I have to measure some trains now, thanks.


----------



## gunrunnerjohn (Nov 10, 2010)

Those are the cheapest ones I found, but who knows. I got them in 12" and 14" sizes, that fits most cars. I thought of the 10" ones, but I'd rather have a more uniform set of sizes.


----------



## eljefe (Jun 11, 2011)

These storage boxes look like they might be cheaper.

http://www.bcwsupplies.com/products...rtby1-default_sorting-asc-default_sorting.htm


----------



## Big Ed (Jun 16, 2009)

eljefe said:


> These storage boxes look like they might be cheaper.
> 
> http://www.bcwsupplies.com/products...rtby1-default_sorting-asc-default_sorting.htm


Free shipping too, thanks. :smilie_daumenpos:


----------



## gunrunnerjohn (Nov 10, 2010)

eljefe said:


> These storage boxes look like they might be cheaper.
> 
> http://www.bcwsupplies.com/products...rtby1-default_sorting-asc-default_sorting.htm


You may be right, and that's actually where I got mine! I have two links, and I must have picked the wrong one.


----------



## Big Ed (Jun 16, 2009)

gunrunnerjohn said:


> You may be right, and that's actually where I got mine! I have two links, and I must have picked the wrong one.


Did you get the 2 piece box or the one piece box with the flaps on the lid John?

I don't see 12" interiors but I guess 11 3/4's would work.

I have to pull out my measuring tape to see what would be the best for me.
I like the free shipping and the price seems a little better.


----------



## gunrunnerjohn (Nov 10, 2010)

I got the single piece with the folding lid. I have the 12.5" and 15" ones, though I thought of getting some of the 17" ones as well for passenger cars, but didn't.


----------



## Big Ed (Jun 16, 2009)

gunrunnerjohn said:


> I got the single piece with the folding lid. I have the 12.5" and 15" ones, though I thought of getting some of the 17" ones as well for passenger cars, but didn't.


So the 12.5 is this one I guess?


Dimensions
Exterior:
Front (12-5/8)
Side (3 x 4-1/8)
Interior:
Front (11-3/4)
Side (2-3/4 x 3-3/4)

That would be good for rolling stock and steam engines?

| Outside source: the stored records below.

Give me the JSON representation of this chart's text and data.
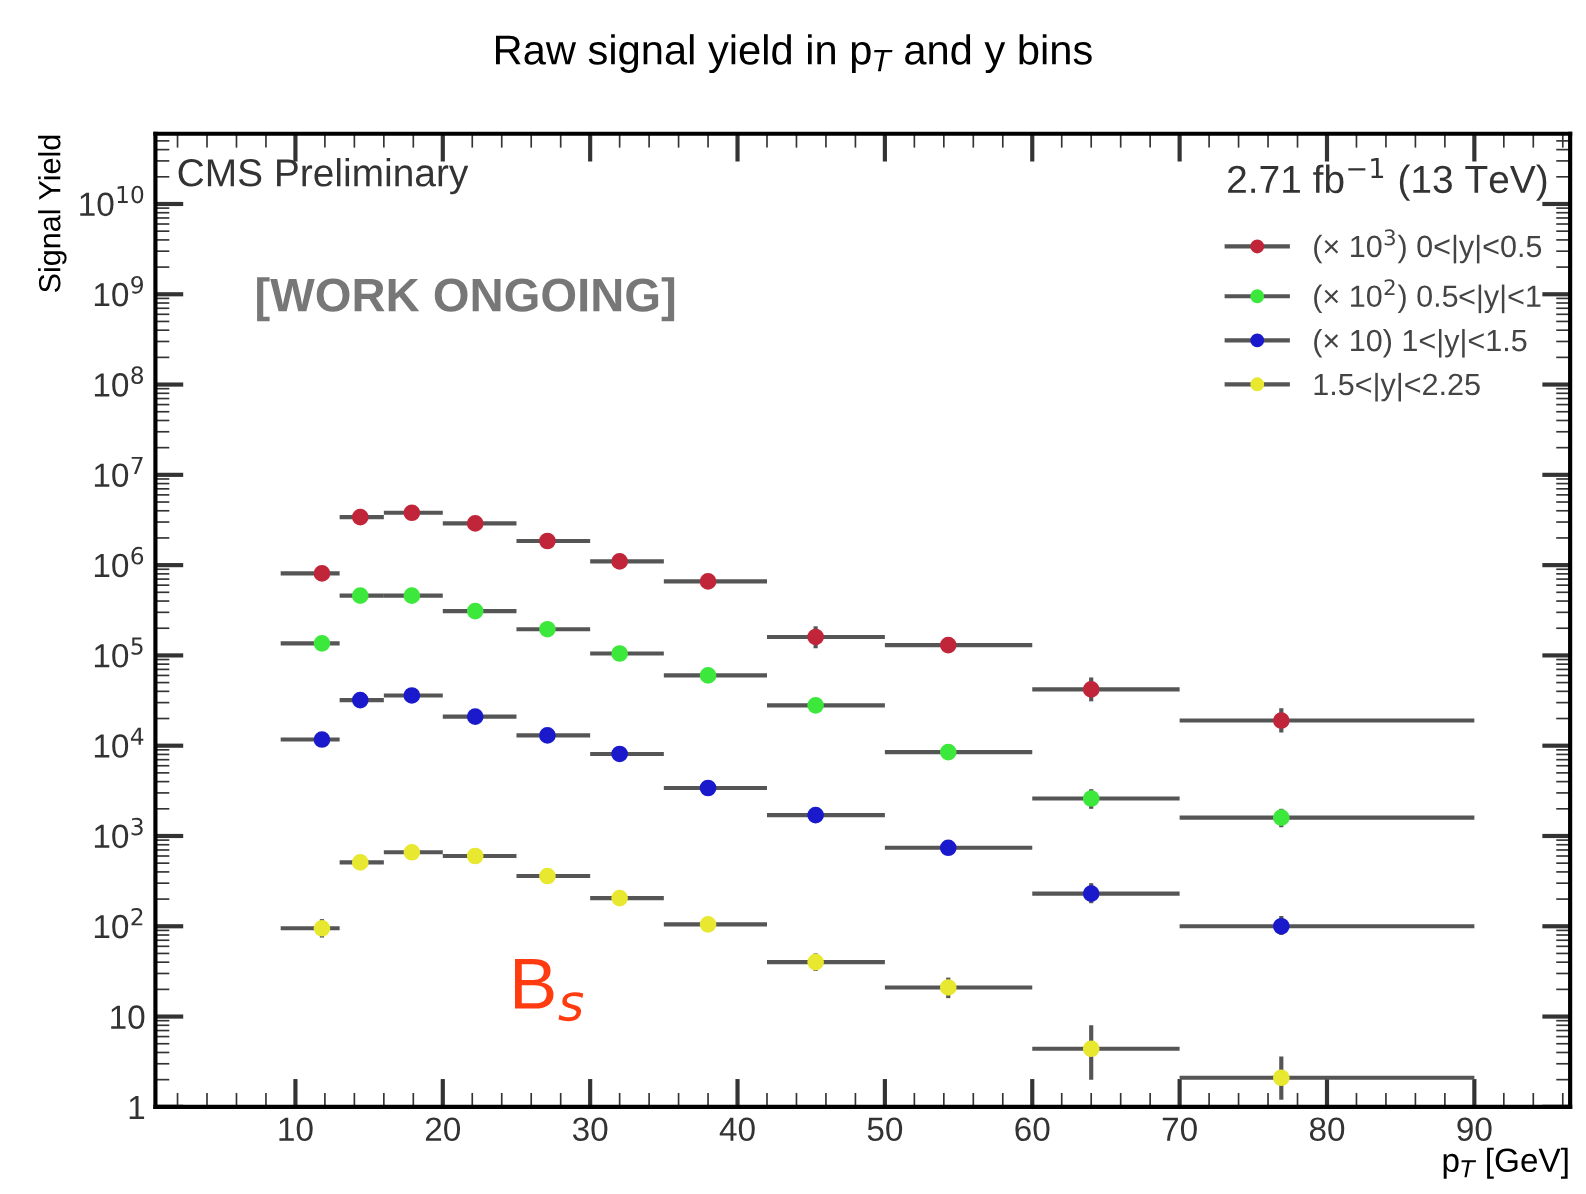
{
  "chart_data": {
    "type": "scatter",
    "title": "Raw signal yield in p$_{T}$ and y bins",
    "xlabel": "p$_{T}$ [GeV]",
    "ylabel": "Signal Yield",
    "annotations": [
      "CMS Preliminary",
      "2.71 fb$^{−1}$ (13 TeV)",
      "[WORK ONGOING]",
      "B$_{s}$"
    ],
    "x": [
      11.8,
      14.4,
      17.9,
      22.2,
      27.1,
      32.0,
      38.0,
      45.3,
      54.3,
      64.0,
      76.9
    ],
    "series": [
      {
        "name": "(× 10$^{3}$) 0<|y|<0.5",
        "color": "#c0253a",
        "values": [
          810000,
          3400000,
          3800000,
          2900000,
          1850000,
          1100000,
          660000,
          160000,
          130000,
          42000,
          19000
        ],
        "errors": [
          null,
          null,
          null,
          null,
          null,
          null,
          null,
          [
            120000,
            210000
          ],
          null,
          [
            31000,
            57000
          ],
          [
            14000,
            26000
          ]
        ],
        "xerrors": [
          [
            9,
            13
          ],
          [
            13,
            16
          ],
          [
            16,
            20
          ],
          [
            20,
            25
          ],
          [
            25,
            30
          ],
          [
            30,
            35
          ],
          [
            35,
            42
          ],
          [
            42,
            50
          ],
          [
            50,
            60
          ],
          [
            60,
            70
          ],
          [
            70,
            90
          ]
        ]
      },
      {
        "name": "(× 10$^{2}$) 0.5<|y|<1",
        "color": "#3de83d",
        "values": [
          136000,
          460000,
          460000,
          310000,
          195000,
          105000,
          60000,
          28000,
          8500,
          2600,
          1600
        ],
        "errors": [
          null,
          null,
          null,
          null,
          null,
          null,
          null,
          null,
          null,
          [
            2000,
            3300
          ],
          [
            1250,
            2000
          ]
        ],
        "xerrors": [
          [
            9,
            13
          ],
          [
            13,
            16
          ],
          [
            16,
            20
          ],
          [
            20,
            25
          ],
          [
            25,
            30
          ],
          [
            30,
            35
          ],
          [
            35,
            42
          ],
          [
            42,
            50
          ],
          [
            50,
            60
          ],
          [
            60,
            70
          ],
          [
            70,
            90
          ]
        ]
      },
      {
        "name": "(× 10) 1<|y|<1.5",
        "color": "#1a1acc",
        "values": [
          11700,
          32000,
          36000,
          21000,
          13000,
          8100,
          3400,
          1700,
          740,
          230,
          100
        ],
        "errors": [
          null,
          null,
          null,
          null,
          null,
          null,
          null,
          null,
          null,
          [
            180,
            300
          ],
          [
            80,
            130
          ]
        ],
        "xerrors": [
          [
            9,
            13
          ],
          [
            13,
            16
          ],
          [
            16,
            20
          ],
          [
            20,
            25
          ],
          [
            25,
            30
          ],
          [
            30,
            35
          ],
          [
            35,
            42
          ],
          [
            42,
            50
          ],
          [
            50,
            60
          ],
          [
            60,
            70
          ],
          [
            70,
            90
          ]
        ]
      },
      {
        "name": "1.5<|y|<2.25",
        "color": "#e8e830",
        "values": [
          95,
          510,
          660,
          600,
          360,
          205,
          105,
          40,
          21,
          4.4,
          2.1
        ],
        "errors": [
          [
            75,
            120
          ],
          null,
          null,
          null,
          null,
          null,
          null,
          [
            32,
            50
          ],
          [
            16,
            27
          ],
          [
            2,
            8
          ],
          [
            1.2,
            3.6
          ]
        ],
        "xerrors": [
          [
            9,
            13
          ],
          [
            13,
            16
          ],
          [
            16,
            20
          ],
          [
            20,
            25
          ],
          [
            25,
            30
          ],
          [
            30,
            35
          ],
          [
            35,
            42
          ],
          [
            42,
            50
          ],
          [
            50,
            60
          ],
          [
            60,
            70
          ],
          [
            70,
            90
          ]
        ]
      }
    ],
    "log": "y",
    "xlim": [
      0.5,
      96.5
    ],
    "xticks": [
      10,
      20,
      30,
      40,
      50,
      60,
      70,
      80,
      90
    ],
    "ylim": [
      1,
      60000000000
    ],
    "yticks": [
      1,
      10,
      {
        "value": 100,
        "label": "10$^{2}$"
      },
      {
        "value": 1000,
        "label": "10$^{3}$"
      },
      {
        "value": 10000,
        "label": "10$^{4}$"
      },
      {
        "value": 100000,
        "label": "10$^{5}$"
      },
      {
        "value": 1000000,
        "label": "10$^{6}$"
      },
      {
        "value": 10000000,
        "label": "10$^{7}$"
      },
      {
        "value": 100000000,
        "label": "10$^{8}$"
      },
      {
        "value": 1000000000,
        "label": "10$^{9}$"
      },
      {
        "value": 10000000000,
        "label": "10$^{10}$"
      }
    ],
    "grid": false,
    "legend": "top right",
    "marker": "circle"
  }
}
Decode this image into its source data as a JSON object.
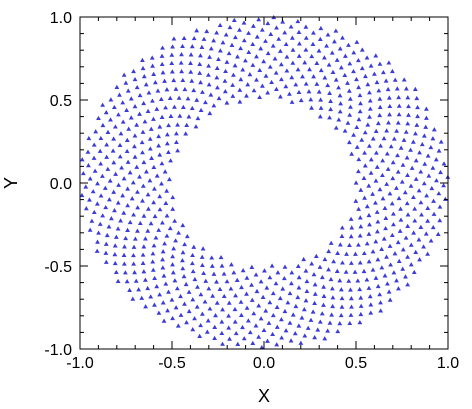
{
  "chart_data": {
    "type": "scatter",
    "title": "",
    "xlabel": "X",
    "ylabel": "Y",
    "xlim": [
      -1.0,
      1.0
    ],
    "ylim": [
      -1.0,
      1.0
    ],
    "x_ticks": [
      {
        "value": -1.0,
        "label": "-1.0"
      },
      {
        "value": -0.5,
        "label": "-0.5"
      },
      {
        "value": 0.0,
        "label": "0.0"
      },
      {
        "value": 0.5,
        "label": "0.5"
      },
      {
        "value": 1.0,
        "label": "1.0"
      }
    ],
    "y_ticks": [
      {
        "value": -1.0,
        "label": "-1.0"
      },
      {
        "value": -0.5,
        "label": "-0.5"
      },
      {
        "value": 0.0,
        "label": "0.0"
      },
      {
        "value": 0.5,
        "label": "0.5"
      },
      {
        "value": 1.0,
        "label": "1.0"
      }
    ],
    "minor_ticks_per_major": 5,
    "grid": false,
    "marker_color": "#3b3bd9",
    "marker_shape": "triangle",
    "point_distribution": {
      "pattern": "phyllotaxis",
      "inner_radius": 0.5,
      "outer_radius": 1.0,
      "point_count": 900
    }
  }
}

For my heavyweights passenger cars, I have the original boxes, I mainly need them for rolling stock.

I will have to measure.


----------



## iTrain55 (Jul 17, 2013)

What do you think of these boxes?? They seem about right!
http://www.uline.com/Product/AdvSea...=8&Tolerance=1&WebClass=4&DimensionalSearch=Y


----------



## gunrunnerjohn (Nov 10, 2010)

Those are actually great for shipping, I'm going to bookmark that page!  Looks good to me...


----------